Reengaging with the ethic of environmental stewardship to guide conservation funding for private land

The Government recently tabled its State of the Environment Report 2016 Overview in Parliament. The Overview reinforces the continued need for private land to deliver biodiversity conservation outcomes. While our national parks and other public lands are generally considered the focal point for conservation efforts, it is formally acknowledged that public land in isolation is not enough to achieve a comprehensive and representative National Reserve System. In this post, Drs Benjamin Cooke and Katie Moon explore opportunities to improve policy outcomes through re-engagement with the ethic of environmental stewardship.


Environmental stewardship

Policies aimed at encouraging private landholders to contribute to conservation goals have embraced the ethic of environmental stewardship. The core assumption of stewardship is that landholding involves a responsibility to current and future generations to care for the environment.

Landcare has long been the most prominent and recognisable Australian environmental stewardship program focused on private land. Landcare represents a model of community collaboration that seeks to encourage cooperation between landholders on land management problems of local relevance.

Examples of problems include weed management, revegetation and erosion control. Yet, a policy shift towards market mechanisms, otherwise known as neoliberal environmental governance arrangements, has resulted in funding moving away from collective action initiatives, like Landcare, towards individualised conservation contracts for individual properties.

While increasingly normalised neoliberal programs (e.g. reverse auction tenders) appear to be delivering on a) private needs, such as providing funds to fence off a conservation area; and b) property level conservation benefits, such as erosion control, the extent to which they deliver public good conservation outcomes remains unknown.

The public good dimension of stewardship is important to account for because it essentially encapsulates the well-established ethical notion of being an ecologically and socially responsible custodian of the land for the good of both people and ecosystems into the future. If conservation policy is to deploy the language and ethic of stewardship, then it must do more to balance the current focus on individual landholders and properties with attention to collective actions and species’ interaction at wider scales and over longer time frames.

Some ways forward for private land conservation policy

What is missing from neoliberal ‘environmental stewardship’ programs is clear consideration of the public good dimension, appropriate spatial and temporal scales, and transparency.
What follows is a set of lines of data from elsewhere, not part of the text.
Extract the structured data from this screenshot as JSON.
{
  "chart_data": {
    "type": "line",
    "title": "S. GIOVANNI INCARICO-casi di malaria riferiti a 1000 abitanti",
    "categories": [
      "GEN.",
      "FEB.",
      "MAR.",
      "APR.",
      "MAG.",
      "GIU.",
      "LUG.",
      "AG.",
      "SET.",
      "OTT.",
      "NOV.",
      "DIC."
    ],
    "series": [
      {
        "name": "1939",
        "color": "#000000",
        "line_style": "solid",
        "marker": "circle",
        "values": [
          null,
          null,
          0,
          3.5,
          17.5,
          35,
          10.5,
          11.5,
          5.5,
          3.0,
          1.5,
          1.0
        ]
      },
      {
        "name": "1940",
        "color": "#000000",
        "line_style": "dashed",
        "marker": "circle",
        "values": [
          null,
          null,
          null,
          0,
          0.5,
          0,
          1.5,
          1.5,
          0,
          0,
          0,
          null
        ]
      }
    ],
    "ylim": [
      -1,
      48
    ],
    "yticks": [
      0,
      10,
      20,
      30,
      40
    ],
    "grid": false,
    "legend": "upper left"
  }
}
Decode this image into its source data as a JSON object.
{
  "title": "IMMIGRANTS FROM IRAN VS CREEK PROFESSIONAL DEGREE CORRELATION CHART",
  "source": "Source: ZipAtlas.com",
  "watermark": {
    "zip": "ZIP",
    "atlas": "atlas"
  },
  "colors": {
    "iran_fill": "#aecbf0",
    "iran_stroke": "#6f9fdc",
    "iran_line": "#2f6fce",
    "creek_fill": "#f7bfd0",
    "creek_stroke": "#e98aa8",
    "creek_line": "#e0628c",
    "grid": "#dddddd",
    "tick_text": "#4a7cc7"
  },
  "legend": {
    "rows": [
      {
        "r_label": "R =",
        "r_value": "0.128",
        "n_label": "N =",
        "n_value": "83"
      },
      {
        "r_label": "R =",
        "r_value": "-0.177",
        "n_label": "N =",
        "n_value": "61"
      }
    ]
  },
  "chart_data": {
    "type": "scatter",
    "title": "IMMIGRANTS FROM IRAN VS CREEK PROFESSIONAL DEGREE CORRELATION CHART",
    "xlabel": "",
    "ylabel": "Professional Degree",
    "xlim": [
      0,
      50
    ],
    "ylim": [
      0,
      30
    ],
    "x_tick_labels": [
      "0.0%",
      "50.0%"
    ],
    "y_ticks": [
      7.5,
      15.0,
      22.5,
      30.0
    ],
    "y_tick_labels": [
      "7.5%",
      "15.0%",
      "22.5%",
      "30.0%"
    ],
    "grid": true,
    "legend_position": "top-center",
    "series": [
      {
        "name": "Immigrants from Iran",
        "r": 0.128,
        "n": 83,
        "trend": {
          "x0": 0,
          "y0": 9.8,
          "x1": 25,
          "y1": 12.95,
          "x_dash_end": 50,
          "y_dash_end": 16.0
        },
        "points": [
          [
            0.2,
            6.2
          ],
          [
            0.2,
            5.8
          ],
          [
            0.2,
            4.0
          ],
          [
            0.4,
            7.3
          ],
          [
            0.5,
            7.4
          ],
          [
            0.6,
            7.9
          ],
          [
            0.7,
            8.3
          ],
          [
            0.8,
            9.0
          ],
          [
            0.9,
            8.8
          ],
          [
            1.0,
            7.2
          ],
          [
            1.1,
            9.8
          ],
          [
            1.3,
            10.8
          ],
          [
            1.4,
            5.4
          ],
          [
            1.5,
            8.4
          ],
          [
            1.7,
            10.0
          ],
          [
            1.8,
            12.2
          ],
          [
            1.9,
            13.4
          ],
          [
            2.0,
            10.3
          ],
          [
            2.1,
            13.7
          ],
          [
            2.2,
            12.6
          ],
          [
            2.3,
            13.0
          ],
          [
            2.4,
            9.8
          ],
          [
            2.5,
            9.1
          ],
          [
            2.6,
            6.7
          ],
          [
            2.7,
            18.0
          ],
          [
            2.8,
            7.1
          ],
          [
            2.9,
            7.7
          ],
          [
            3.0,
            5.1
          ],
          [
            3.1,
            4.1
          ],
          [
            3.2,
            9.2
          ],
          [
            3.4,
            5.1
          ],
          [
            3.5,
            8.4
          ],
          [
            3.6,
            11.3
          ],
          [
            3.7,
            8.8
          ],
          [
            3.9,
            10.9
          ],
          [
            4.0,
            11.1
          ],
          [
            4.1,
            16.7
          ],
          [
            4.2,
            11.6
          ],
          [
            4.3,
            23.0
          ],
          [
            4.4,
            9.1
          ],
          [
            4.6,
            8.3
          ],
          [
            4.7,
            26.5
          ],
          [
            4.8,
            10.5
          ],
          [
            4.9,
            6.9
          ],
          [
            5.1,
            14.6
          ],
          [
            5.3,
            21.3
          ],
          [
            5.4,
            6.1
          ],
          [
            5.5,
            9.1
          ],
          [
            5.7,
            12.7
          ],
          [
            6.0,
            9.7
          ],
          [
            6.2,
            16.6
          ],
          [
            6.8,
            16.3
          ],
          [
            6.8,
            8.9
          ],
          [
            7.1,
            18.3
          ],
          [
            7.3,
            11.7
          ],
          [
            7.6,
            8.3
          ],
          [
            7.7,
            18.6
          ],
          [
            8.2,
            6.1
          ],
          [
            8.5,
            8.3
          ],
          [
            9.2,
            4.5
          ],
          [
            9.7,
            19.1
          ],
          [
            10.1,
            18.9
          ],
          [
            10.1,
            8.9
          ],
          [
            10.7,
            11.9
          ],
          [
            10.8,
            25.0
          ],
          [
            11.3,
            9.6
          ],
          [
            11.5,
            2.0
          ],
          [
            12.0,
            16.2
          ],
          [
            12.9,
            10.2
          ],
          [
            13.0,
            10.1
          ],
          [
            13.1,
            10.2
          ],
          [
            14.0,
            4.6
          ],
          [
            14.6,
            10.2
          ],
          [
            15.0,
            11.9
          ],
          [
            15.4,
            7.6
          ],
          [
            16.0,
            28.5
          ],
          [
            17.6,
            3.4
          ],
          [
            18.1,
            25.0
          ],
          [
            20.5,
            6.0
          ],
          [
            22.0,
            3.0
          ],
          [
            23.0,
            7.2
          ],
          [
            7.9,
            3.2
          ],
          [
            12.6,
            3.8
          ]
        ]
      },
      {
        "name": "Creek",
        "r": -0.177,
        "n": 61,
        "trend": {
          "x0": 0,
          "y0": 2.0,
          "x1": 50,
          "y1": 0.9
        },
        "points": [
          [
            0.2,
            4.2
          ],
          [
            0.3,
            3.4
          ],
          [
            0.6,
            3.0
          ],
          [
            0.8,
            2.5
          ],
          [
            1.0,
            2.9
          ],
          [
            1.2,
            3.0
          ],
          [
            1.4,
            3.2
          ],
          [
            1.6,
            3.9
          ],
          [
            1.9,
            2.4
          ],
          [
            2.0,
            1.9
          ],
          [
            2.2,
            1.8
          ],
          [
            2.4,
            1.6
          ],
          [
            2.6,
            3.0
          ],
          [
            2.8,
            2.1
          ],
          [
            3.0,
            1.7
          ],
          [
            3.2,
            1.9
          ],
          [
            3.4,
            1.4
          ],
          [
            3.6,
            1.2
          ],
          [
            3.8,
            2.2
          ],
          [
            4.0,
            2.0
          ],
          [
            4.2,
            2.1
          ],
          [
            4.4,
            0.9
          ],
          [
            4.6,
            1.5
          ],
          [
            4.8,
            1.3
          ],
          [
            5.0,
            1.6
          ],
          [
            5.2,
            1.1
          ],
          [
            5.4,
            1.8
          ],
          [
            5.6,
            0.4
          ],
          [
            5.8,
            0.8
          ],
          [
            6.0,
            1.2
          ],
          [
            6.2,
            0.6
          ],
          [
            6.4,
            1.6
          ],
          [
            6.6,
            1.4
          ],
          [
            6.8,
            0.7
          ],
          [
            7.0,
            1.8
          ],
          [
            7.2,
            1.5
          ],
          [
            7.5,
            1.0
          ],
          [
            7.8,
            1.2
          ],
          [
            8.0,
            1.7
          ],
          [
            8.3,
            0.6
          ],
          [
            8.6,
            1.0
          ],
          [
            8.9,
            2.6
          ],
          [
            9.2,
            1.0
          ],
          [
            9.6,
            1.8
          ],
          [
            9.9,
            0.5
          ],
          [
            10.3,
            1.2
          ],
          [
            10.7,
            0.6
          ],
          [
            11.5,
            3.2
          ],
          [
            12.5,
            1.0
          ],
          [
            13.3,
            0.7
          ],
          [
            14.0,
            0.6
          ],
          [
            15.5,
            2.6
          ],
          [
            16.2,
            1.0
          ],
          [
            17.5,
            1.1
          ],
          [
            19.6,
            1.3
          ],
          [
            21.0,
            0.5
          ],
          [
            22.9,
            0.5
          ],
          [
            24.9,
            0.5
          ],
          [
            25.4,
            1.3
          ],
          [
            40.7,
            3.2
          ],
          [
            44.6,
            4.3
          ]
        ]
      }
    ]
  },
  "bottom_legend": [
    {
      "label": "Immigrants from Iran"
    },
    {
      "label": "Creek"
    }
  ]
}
We provide a handful of suggestions to direct policies and programs back towards a more accurate conception of stewardship to increase the longevity of conservation outcomes and reduce the likelihood of social and ecological fragmentation.

We offer a definition of environmental stewardship that unpacks the public good for private land conservation:

the responsible provision of private good benefits to landholders for the delivery of long term public good ecological benefits to society that are sensitive to the landscape scale of ecosystem function, while encouraging collaborative conservation action across private property boundaries(Cooke and Moon 2015 p155).

We see a direct role for this definition in challenging private land conservation programs that are not attentive to socio-ecological complexity and collective action.

We suggest that programs be designed with sensitivity to the scale of ecological function, rather than offer contracts with individual property owners as their focal point, so that instead they seek to enrol multiple properties into a collective conservation effort defined by the scale of a given ecology.

Moreover, specific conservation actions that revolve around cross-boundary conservation efforts and social learning should be highly valued and rewarded by any criteria used to assess bids for conservation funding (e.g. the Desert Uplands Landscape Linkages Program).

Finally, programs that have a clearer framing of the public good should also seek to make outcomes more transparent.

When government monies are being invested in private land conservation, taxpayers typically expect some kind of demonstrable outcome. Outcomes could include social and ecological measures, and could extend to providing participants with more opportunities to share their conservation work with a wider public.

The rise of technologies for supporting citizen science that enable image and video sharing demonstrate a clear avenue for making conservation benefits more visible to the community.  Thinking about how long-term and large-scale benefits can be delivered also means acknowledging that there are times when MBIs should be avoided - not all public good activities can or should be stimulated through incentives.

These suggestions reflect the pragmatic need to make effective use of scant public investment in conservation, whilst recognising that our conception of stewardship will require policy that challenges neoliberal assumptions.


Dr Benjamin Cooke is a Lecturer in Sustainability & Urban Planning in the School of Global, Urban & Social Studies at RMIT.  Dr Katie Moon is a Post Doctoral Research Fellow at the University of New South Wales, Canberra.